Sabemos que o stress aumenta os níveis de hormonas corticosteroides, surgindo assim na proporção inversa da eficácia necessária para os mecanismos de coping. A tensão, a ansiedade e a irritabilidade aumentam a adrenalina. O stress a longo prazo, sem capacidade de expressão externa, pode servir de efeito estimulador no desenvolvimento do cancro. Em 1984, Linn ao estudar parâmetros imunológicos em indivíduos deprimidos, concluiu que a sua função imune estava diminuída ou apresentava padrões incompetentes, para além de ter demonstrado que a solidão suprime ou reduz as células killer e a desesperança aumenta as recidivas de cancro. Em 1988, Reed e Jacobsen, num artigo intitulado “Emotions and cancer: new perspectives on an old question” colocaram a seguinte questão: de que modo os estados psicológicos afetam a transformação das células normais em malignas?

Afinal, que raio andamos nós a fazer-nos dia após dia?

Se uma criança faz este reconhecimento? Se o nosso corpo faz este reconhecimento? Porque é que como seres dotados de um cérebro triuno, não reconhemos o “Eu” do “Não Eu” em cada momento da nossa vida?

Porque nos expomos e até procuramos situações que nos provocam dor e sofrimento? Porque insistimos percorrer um caminho que não é o nosso? Porque abdicamos conscientemente da nossa individualidade e autonomia em prol do outro ou do medo de perder o outro, se ele não faz parte de nós? Porque anulamos a nossa intuição pela racionalidade das coisas? Porque nos privamos de sentir verdadeiramente?

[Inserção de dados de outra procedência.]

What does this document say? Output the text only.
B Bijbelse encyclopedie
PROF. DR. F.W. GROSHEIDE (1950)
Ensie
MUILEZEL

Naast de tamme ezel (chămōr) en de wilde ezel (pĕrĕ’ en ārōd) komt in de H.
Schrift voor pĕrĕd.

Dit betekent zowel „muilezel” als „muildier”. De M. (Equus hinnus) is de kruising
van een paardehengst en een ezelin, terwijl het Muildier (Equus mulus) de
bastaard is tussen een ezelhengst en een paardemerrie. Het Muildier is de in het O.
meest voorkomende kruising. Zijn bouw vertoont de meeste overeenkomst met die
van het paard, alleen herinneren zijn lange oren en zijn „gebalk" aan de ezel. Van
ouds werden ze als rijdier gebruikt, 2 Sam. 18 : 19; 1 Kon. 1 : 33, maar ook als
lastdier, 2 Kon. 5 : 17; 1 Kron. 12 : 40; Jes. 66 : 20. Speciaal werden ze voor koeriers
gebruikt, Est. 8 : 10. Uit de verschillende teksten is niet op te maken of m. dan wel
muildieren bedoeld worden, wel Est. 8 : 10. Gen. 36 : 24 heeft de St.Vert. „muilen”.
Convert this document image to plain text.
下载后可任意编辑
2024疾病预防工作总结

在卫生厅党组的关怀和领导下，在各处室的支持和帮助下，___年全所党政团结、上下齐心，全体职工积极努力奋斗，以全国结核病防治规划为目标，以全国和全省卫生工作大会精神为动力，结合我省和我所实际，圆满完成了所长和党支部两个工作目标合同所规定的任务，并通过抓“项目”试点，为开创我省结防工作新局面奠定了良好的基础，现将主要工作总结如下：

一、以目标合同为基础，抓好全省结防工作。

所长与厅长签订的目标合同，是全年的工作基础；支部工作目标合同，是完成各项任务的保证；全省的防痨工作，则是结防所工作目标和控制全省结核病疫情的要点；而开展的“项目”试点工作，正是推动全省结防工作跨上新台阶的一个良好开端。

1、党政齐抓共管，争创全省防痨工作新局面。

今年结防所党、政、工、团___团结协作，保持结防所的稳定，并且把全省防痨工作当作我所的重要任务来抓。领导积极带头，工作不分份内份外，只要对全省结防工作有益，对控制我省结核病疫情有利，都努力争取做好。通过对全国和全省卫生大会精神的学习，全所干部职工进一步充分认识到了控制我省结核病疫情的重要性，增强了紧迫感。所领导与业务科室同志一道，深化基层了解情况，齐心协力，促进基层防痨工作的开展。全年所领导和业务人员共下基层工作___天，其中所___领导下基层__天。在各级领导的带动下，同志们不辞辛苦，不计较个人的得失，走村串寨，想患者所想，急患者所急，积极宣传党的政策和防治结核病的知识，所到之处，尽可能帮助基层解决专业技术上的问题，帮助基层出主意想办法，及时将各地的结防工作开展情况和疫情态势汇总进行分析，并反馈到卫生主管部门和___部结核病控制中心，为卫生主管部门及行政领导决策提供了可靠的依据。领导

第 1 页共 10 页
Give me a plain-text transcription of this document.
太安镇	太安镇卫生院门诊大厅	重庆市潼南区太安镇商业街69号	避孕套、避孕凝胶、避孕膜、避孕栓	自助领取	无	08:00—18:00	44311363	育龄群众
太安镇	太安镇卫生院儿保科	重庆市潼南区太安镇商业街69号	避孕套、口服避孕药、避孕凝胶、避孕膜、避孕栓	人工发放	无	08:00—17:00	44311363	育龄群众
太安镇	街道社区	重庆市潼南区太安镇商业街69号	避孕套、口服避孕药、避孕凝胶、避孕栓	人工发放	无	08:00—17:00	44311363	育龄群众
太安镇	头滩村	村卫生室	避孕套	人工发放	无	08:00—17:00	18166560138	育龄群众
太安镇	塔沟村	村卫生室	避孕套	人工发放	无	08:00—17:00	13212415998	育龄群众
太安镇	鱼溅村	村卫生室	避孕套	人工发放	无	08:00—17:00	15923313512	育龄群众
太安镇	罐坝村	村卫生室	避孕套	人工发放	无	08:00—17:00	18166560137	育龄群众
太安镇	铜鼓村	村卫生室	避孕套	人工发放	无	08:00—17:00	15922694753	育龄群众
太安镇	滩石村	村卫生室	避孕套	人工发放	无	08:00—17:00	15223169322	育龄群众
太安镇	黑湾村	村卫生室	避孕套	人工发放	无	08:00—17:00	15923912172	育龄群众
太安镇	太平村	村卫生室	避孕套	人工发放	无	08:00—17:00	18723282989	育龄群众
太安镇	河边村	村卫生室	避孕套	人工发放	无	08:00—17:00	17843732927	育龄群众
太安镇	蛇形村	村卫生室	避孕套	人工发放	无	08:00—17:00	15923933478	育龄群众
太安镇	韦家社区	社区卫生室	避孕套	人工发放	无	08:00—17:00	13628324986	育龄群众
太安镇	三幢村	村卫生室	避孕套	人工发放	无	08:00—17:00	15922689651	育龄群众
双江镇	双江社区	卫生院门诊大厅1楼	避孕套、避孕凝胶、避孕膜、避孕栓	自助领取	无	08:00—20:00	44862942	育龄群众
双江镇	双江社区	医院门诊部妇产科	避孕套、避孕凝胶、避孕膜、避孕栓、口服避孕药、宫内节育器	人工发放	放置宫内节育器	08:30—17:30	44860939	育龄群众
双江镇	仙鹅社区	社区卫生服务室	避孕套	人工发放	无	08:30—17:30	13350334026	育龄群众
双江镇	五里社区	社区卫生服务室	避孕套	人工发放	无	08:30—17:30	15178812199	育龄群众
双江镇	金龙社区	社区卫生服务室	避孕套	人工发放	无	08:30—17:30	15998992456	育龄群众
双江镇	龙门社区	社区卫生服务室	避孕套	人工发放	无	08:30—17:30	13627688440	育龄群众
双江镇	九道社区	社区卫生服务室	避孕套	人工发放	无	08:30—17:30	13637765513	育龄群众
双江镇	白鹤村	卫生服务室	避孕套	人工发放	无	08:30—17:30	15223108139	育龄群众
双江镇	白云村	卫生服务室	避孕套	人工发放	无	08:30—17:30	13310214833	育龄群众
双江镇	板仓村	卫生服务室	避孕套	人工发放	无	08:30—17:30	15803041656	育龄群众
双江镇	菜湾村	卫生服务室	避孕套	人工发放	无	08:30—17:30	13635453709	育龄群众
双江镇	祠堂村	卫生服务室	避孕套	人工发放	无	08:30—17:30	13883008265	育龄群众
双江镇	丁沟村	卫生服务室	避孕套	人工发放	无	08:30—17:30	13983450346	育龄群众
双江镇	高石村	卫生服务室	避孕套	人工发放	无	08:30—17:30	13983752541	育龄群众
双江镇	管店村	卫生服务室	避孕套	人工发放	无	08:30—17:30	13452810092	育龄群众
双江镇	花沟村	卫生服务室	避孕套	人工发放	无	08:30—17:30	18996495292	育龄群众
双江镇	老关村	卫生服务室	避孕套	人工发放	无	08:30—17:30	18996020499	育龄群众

Para a Psicossomática, qualquer tipo de conflito/resistência interna ou externa é uma autoagressão, o movimento de colocarmos em nós a responsabilidade pelos factos da nossa vida é pesado, mas fundamental, mas nem todos estamos dispostos a escutar verdades iconoclastas. Preferimos aniquilar tempos de profunda auto-observação e espessa auto-reflexão! É o princípio do fim!

Todas as tecnologias médicas e cirúrgicas são importantes e fundamentais para o doente oncológico, mas quando não existe uma intervenção psicológica adequada para alterar o que provocou esta falha no reconhecimento…será apenas uma questão de tempo para o paciente voltar à sua normalidade, que não é mais, que voltar aquilo que o deixou doente.

As respostas psicológicas são individuais e pessoais, mas a mudança está no dia-a-dia de todos nós!

 

Bibliografia

Linn, M. e col (1984). Stressful events, dysphonic mood and imune responsiveness. In Psychol. Rep. Nº 54.

Mello Filho, J. (1984). Psicoimunologia. Conferência pronunciada no IV Congresso Brasileiro de Medicina Psicossomática, Universidade Federal do Rio de Janeiro.

Mason, J. (1959). Psychological influences on the pituitary-adrenal cortical system. Rec. Prog. Norm Res. Nº 15.

Reed, W. e Jacobsen, P. (1988). Emotions and cancer: new perspectives on an old question. In Cancer, vol 62.